Insgesamt wurden 18 Festnahmen beobachtet.
Labels: Alltagswahnsinn, Zeitfolgen, Zur Akte
6 Comments:
Übrigens: Die Vorkontrollen waren irgendwie auch ziemlich willkürlich: alles was Springerstiefel oder NorthFace-Jacken trug, wurde penibel gefilzt, andere gar nicht. Das divergierte stark zwischen den Einheiten verschiedener Bundesländer. Brandenburg und Schleswig-Hollstein nahmens ganz genau mit klarem Feindbild.
Zum Auftreten der Beamtinnen ist zudem folgendes zu ergänzen:
Es wurden mehrfach auf der Strecke Personen daran gehindert, sich der Demonstration anzuschließen. Von den begleitenden Beamtinnen wurden diese sehr massiv zurückgestoßen als sie sich dem Demonstrationszug anschließen wollten.
Nach der Demonstration kam es in der SBahn auf Gleis 2 nicht nur zu Tumulten, die Beamtinnen setzten Pfefferspray auch ohne Rücksicht auf Fahrgäste im Zug ein, die nicht an der Demonstration teilnahmen.

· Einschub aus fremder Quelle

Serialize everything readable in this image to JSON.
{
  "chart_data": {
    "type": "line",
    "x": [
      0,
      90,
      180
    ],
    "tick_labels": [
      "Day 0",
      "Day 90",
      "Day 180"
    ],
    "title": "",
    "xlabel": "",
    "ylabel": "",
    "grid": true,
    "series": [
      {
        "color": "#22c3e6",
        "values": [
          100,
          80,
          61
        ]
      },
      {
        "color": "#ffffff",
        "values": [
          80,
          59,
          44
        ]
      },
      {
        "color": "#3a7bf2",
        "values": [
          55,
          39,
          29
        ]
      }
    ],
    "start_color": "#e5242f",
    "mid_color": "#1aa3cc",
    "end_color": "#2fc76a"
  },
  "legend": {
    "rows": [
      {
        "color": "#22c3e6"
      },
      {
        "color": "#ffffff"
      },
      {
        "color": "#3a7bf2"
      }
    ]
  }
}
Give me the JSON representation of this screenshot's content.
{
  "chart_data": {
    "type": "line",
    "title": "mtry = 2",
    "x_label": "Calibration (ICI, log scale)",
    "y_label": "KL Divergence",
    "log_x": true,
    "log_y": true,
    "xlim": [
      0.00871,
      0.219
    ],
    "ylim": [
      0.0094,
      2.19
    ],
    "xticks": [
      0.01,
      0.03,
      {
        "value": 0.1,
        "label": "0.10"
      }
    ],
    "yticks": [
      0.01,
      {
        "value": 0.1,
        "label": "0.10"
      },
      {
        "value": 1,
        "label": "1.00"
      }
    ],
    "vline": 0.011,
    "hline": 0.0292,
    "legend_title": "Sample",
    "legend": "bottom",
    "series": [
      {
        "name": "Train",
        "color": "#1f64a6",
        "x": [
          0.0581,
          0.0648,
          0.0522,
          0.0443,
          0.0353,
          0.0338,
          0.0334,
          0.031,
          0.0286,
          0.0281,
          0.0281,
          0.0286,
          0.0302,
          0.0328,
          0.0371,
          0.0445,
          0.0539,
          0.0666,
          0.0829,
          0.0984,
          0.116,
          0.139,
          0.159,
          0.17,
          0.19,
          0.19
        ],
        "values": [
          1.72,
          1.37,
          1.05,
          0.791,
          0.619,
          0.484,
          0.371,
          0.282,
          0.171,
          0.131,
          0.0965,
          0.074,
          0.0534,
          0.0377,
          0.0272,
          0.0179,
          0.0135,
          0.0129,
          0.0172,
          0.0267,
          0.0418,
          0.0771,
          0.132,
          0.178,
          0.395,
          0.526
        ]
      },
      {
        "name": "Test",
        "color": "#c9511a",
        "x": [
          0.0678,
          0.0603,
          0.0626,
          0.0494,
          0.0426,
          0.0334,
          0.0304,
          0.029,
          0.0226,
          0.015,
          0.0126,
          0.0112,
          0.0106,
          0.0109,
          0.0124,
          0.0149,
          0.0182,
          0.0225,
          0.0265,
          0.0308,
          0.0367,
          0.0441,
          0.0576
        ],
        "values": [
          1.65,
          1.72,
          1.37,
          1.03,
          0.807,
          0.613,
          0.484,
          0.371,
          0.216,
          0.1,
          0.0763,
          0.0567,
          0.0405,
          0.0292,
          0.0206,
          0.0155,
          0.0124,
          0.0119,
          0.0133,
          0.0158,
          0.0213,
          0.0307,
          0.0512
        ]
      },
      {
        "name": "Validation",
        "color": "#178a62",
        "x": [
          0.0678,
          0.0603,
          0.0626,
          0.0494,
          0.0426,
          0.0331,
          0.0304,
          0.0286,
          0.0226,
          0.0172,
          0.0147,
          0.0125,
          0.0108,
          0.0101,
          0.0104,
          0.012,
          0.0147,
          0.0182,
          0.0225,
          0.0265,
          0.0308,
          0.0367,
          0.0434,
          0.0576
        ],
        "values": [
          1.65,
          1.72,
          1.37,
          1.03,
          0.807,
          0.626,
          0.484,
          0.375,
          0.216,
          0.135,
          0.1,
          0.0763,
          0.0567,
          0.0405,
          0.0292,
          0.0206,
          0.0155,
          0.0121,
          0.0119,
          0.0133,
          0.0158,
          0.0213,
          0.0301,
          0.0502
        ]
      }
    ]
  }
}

Die Personen der Polizei /Polizistinnen etc. die sich so daneben benommen ahben einfach ANZEIGEN. Weis man keinen Namen, Beschreibung abgeben und einfach viele/alle dort anzeigen. Wenn das ganz viele machen werden die sich auch wohl bald mal etwas zusammennehmen müssen Ist ja unmöglich...! Koeln
Es muss ja festzustellen sein welcher ZUG (Polizeizug ) da Einsatz hatte und dann einfach (wnn die keine Kennzeichnung rausrücken) alle anzeigen wegen Freiheitseingriff Eingriff in die persöniche Meinungsäußerung und bis hn zu körperlicher Gewalt...und wenn die Vermummung in den Mund nehmen dann sollen sie mal dafür sorgen dass wirklich Vermummte Vermummende schwarze Dinge wegkommen...und dnicht harmlsoe Studenten und Jugendliche die eben wegen den Methoden der Polizei neuerlich wieder nicht gerne mit bloßem Gesicht dahinspazieren , ausserdem darf man sich bei Kälte auch schützen und sein Gesicht abschotten!!! Wo steht denn, dass nicht?????Koeln
Es ist schon traurig, dass die Polizei bei linken Demos stärker anrückt, als bei den rechten Auswüchsen.
Aber so ist das ja immer.
Vermummung muss in diesem Fall erlaubt sein, da die Neonazis die Gesichter der Demonstranten veröffentlichen und zu Hetzjagden aufrufen.
@Sabaheta:
Machen das die Linken denn nicht auch?
Bilder von Nazi-Demos und machen und dann einzelne Teilnehmer mit Bild, Namen und Wohnort z.B. Im Internet veröffentlichen?